Florence, late in life, had somehow unshackled herself from shadows she did not belong in and had flung herself into the arms of women for the chance to dance, wildly happy, to foxtrots and waltzes.
As I shifted through that overflowing file soon to be catalogued for future researchers and students of women's lives, I read proof of her comings and goings and her many attempts to make love last longer than a Benny Goodman song. Every broken-heart ballad became a documentary of her crash and burns after leaps of faiths. And every love song became a wild wish when you blow out the candles.
I could only think then that her efforts had been a role model of how to succeed at failure. Love had not worked for her and so often love had not worked for me.
But, as the Mariner pointed out one day, in baseball, the really great hitters fail 70 percent of the time. These guys, getting multi-million dollar contracts, were literally failing into success.

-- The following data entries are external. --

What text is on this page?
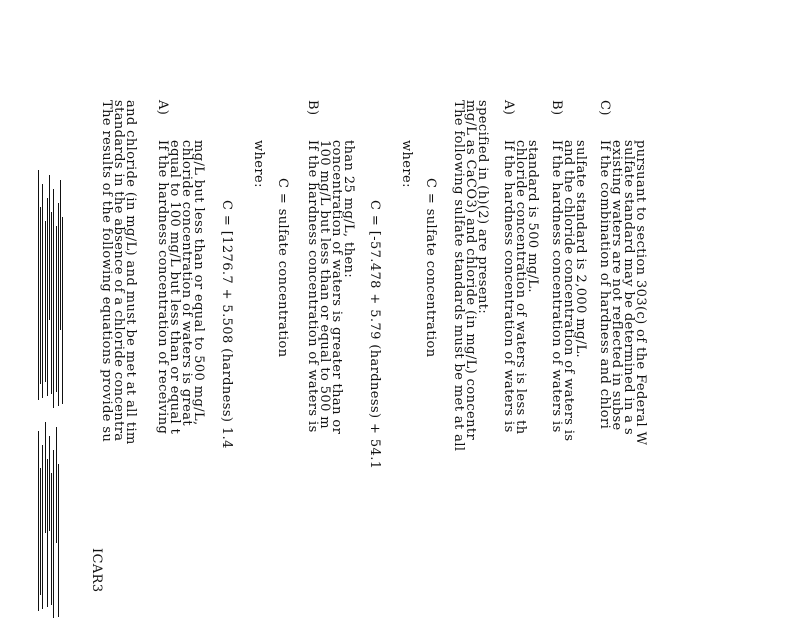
ICAR3
The results of the following equations provide su
standards in the absence of a chloride concentra
and chloride (in mg/L) and must be met at all tim A)
If the hardness concentration of receiving
equal to 100 mg/L but less than or equal t
chloride concentration of waters is great
mg/L but less than or equal to 500 mg/L, C = [1276.7 + 5.508 (hardness) 1.4
where:
C = sulfate concentration
B)
If the hardness concentration of waters is
100 mg/L but less than or equal to 500 m
concentration of waters is greater than or
than 25 mg/L, then: C = [-57.478 + 5.79 (hardness) + 54.1
where:
C = sulfate concentration The following sulfate standards must be met at all
mg/L as CaCO3) and chloride (in mg/L) concentr
specified in (h)(2) are present: A)
If the hardness concentration of waters is
chloride concentration of waters is less th
standard is 500 mg/L.
B)
If the hardness concentration of waters is
and the chloride concentration of waters is
sulfate standard is 2,000 mg/L.
C)
If the combination of hardness and chlori
existing waters are not reflected in subse
sulfate standard may be determined in a s
pursuant to section 303(c) of the Federal W
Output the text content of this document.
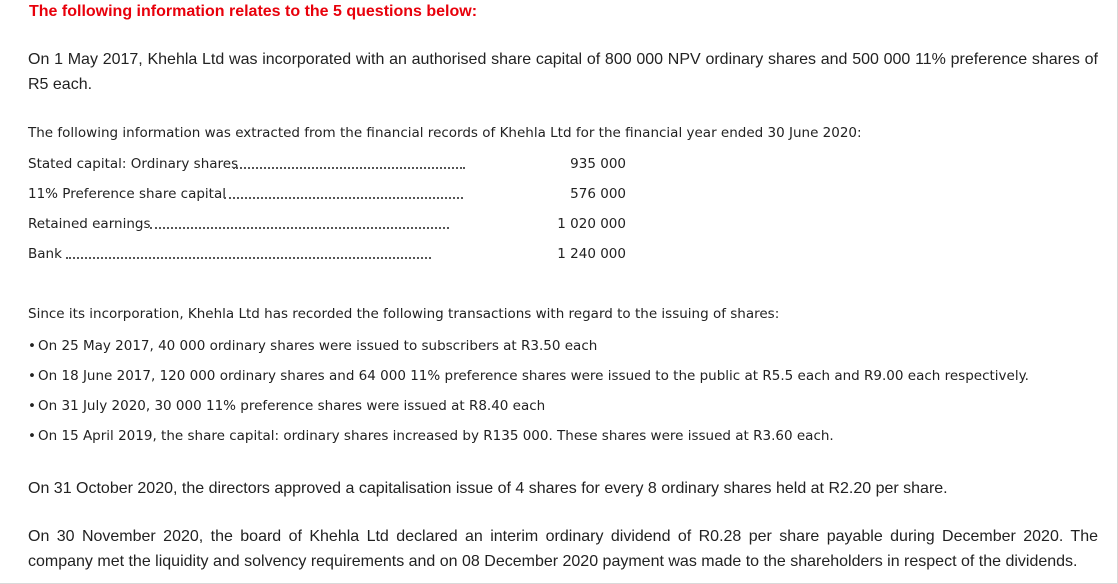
The following information relates to the 5 questions below:
On 1 May 2017, Khehla Ltd was incorporated with an authorised share capital of 800 000 NPV ordinary shares and 500 000 11% preference shares of R5 each.
The following information was extracted from the financial records of Khehla Ltd for the financial year ended 30 June 2020:
Stated capital: Ordinary shares	935 000
11% Preference share capital	576 000
Retained earnings	1 020 000
Bank	1 240 000
Since its incorporation, Khehla Ltd has recorded the following transactions with regard to the issuing of shares:
• On 25 May 2017, 40 000 ordinary shares were issued to subscribers at R3.50 each
• On 18 June 2017, 120 000 ordinary shares and 64 000 11% preference shares were issued to the public at R5.5 each and R9.00 each respectively.
• On 31 July 2020, 30 000 11% preference shares were issued at R8.40 each
• On 15 April 2019, the share capital: ordinary shares increased by R135 000. These shares were issued at R3.60 each.
On 31 October 2020, the directors approved a capitalisation issue of 4 shares for every 8 ordinary shares held at R2.20 per share.
On 30 November 2020, the board of Khehla Ltd declared an interim ordinary dividend of R0.28 per share payable during December 2020. The company met the liquidity and solvency requirements and on 08 December 2020 payment was made to the shareholders in respect of the dividends.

I didn't remember that as I tried to capture the perfect picture of "Surprise! It's Our Anniversary Roses a day early because you're home sick!"
Nothing worked.
So I had to accept that only I would know how the flowers illustrated the house with three years of joy and beauty and were a portrait of that unique private connection, filled with our own wildly happy dancing.
We found each other so late in our own lives, after failing so many times. What, in that first date, which just happened to have been the same date of my parent's wedding anniversary which led to a marriage that could be called a complete failure, what was it in those five hours of talking, arguing, eating, arguing, eating again that coaxed us to, once again, leap?